If the job is to model financial statements to produce a forecast model, to answer questions like

* what cash flows can we expect from this business

* what will the profit be in 12 months

* what will that do to my balance sheet

... then Excel is still the best tool. Financial statements are usually less than 100 rows each. All the modelling is on a tab, out front where you can print it and sense check it with a highlighter. People on hn often think towards the big data world ( and like the other poster I would exhaust sql before anything else for ad hoc analysis), but there is a huge amount of work done that is more like my use case than yours.

Pandas just extends that 1M row limit to ~10M row limit (whatever fits in your RAM)

And whenever I work with pandas I run into pesky bugs with not handling integers properly.

My answer to that, for both pandas and excel work is to do as much of the work in SQL/views as possible.
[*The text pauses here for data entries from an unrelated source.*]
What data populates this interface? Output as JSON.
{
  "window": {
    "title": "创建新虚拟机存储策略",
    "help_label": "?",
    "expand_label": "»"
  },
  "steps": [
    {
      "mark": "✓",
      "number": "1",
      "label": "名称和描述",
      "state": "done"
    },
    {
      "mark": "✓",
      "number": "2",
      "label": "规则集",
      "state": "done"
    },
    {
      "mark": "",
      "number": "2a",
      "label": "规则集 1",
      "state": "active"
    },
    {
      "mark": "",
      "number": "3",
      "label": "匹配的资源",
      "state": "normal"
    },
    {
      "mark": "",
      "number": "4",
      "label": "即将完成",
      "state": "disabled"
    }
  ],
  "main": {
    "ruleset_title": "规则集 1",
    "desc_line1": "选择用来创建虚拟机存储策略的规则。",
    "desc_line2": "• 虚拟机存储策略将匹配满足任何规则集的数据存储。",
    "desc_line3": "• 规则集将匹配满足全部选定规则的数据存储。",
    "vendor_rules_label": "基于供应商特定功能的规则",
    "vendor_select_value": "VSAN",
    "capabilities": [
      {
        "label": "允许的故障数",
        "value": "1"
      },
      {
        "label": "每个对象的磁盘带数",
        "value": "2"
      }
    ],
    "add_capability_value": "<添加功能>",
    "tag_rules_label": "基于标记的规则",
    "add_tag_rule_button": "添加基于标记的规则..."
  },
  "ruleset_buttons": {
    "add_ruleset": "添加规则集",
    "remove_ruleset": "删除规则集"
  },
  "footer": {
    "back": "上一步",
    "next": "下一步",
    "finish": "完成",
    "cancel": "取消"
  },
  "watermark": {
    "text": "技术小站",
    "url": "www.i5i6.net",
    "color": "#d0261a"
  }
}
I've been trying to use pd.NA to embrace the future, but it runs into a nightmare of other bugs - float vs Float64 mixing bugs and stuff like seaborn that doesn't handle Float64 anyway etc.

As an example of the sharp stuff that causes bugs.

could you elaborate more on the pandas bugs?
I think it goes something like this like this (from the top of my head):

For historical reasons pandas did not handle NULL in integer columns. Which happens regularly in SQL or when you import csv:s. And that was always a pain, but a known pain. If you have NULL you will have to treat it as a float.

Up until recently when they introduced a new type called Int64 (distinguishable from the original int64 by the capital "I"). Unfortunately that uncovered new bugs, in particular for plotnine (ggplot for python) which is my favorite plotting library. Seems like they didn't want to handle Int64 types. Or at least not yet.

And your sibling post also gives a hint about the confusion. She also mentions seaborn which is another alternative plotting library which apparently also doesnt work.

There isn’t a 1M row limit. There is an entire backend data model that can hook into any data source for the most part and can be written in a functional language.